The present study does have some limitations. The most important one is the lack of a power analysis. To reduce the risk of potential biases, we referred to similar studies available in the literature to determine the sample size needed. One of the strengths of the study is that this is the first time the WOOS index has ever been translated into Italian and applied. Furthermore, this was a very homogeneous patient population consisting of glenohumeral joint osteoarthritis and all patients were treated conservatively with a standardized protocol.

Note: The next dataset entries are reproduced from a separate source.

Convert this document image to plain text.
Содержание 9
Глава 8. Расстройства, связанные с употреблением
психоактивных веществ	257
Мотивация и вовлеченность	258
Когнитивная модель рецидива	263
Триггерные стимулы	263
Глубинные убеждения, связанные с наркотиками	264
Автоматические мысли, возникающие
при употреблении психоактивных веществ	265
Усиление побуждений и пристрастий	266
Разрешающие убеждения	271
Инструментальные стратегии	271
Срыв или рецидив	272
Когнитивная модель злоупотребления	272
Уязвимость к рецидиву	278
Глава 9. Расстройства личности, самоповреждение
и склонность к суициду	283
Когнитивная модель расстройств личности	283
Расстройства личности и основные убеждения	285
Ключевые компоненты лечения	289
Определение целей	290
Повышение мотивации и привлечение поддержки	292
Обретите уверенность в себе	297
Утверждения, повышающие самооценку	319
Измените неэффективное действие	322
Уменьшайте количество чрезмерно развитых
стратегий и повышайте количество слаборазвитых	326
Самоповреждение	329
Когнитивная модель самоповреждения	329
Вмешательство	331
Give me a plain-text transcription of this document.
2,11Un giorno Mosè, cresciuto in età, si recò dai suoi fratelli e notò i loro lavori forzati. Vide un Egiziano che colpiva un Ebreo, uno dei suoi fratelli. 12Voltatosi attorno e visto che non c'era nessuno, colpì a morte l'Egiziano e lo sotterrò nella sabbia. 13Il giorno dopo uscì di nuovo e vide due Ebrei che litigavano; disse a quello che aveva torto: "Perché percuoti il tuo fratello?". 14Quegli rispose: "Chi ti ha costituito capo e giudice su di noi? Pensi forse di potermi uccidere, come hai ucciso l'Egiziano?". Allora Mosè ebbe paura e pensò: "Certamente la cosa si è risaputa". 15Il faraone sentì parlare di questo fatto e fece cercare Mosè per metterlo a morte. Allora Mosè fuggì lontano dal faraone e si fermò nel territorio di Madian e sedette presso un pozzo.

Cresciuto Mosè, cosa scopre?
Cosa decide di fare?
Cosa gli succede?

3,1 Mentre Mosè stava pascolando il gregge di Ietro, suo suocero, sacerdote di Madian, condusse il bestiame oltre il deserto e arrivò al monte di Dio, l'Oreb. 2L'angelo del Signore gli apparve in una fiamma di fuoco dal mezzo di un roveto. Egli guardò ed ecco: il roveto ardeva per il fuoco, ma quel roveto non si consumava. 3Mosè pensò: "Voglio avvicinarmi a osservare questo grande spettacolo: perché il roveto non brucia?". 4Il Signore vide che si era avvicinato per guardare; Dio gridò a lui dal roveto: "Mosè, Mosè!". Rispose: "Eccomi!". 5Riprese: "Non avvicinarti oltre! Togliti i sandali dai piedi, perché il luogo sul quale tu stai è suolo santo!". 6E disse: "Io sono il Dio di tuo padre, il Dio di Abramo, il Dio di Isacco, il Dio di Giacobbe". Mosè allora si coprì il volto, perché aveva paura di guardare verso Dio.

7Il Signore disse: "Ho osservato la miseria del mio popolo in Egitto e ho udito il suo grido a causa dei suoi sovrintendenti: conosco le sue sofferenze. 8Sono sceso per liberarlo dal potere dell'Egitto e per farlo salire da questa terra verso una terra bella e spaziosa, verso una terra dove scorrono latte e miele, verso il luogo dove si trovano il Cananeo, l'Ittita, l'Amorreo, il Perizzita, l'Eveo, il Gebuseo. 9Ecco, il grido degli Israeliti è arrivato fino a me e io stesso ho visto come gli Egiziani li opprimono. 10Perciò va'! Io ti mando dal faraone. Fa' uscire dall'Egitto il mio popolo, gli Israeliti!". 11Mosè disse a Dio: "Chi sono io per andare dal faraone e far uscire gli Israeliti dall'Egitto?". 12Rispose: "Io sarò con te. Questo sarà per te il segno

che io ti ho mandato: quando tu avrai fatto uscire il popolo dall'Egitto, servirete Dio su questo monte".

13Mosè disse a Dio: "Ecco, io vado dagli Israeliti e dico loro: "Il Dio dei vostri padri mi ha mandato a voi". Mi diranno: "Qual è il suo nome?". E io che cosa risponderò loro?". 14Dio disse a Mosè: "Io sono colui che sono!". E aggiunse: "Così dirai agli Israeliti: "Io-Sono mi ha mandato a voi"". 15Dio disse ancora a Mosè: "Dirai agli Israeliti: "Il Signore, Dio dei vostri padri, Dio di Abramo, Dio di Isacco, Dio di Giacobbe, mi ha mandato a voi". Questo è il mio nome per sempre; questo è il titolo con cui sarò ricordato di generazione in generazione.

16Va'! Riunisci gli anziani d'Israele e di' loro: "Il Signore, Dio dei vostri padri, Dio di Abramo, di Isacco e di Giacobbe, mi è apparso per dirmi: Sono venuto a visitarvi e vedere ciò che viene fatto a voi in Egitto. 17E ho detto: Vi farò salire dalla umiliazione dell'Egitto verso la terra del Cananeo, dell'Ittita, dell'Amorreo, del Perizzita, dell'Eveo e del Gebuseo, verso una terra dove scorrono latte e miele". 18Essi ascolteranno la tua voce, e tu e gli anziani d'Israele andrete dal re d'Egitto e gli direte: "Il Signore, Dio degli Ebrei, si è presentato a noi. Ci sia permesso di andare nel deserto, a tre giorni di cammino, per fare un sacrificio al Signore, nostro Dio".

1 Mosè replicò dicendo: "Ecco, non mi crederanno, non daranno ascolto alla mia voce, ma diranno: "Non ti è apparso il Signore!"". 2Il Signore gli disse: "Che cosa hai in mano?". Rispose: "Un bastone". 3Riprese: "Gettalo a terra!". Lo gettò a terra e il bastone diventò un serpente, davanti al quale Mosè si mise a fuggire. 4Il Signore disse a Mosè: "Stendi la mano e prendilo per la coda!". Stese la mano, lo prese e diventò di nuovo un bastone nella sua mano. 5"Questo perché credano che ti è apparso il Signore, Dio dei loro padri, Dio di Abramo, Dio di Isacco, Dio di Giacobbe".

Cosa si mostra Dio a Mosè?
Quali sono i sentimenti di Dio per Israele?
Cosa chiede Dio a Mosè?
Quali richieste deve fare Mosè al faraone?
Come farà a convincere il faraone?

Currently no Italian validated version of the WOOS index is available. The present study confirms that the scoring system has high correlation with the DASH score. The test–retest reliability was also high. In addition, the Italian WOOS index showed good responsiveness, indicating that it is positively influenced by conservative treatment. The scoring system also demonstrated no substantial ceiling or floor effects. The Italian version of the WOOS index can be reliably used in Italian patients with glenohumeral osteoarthritis.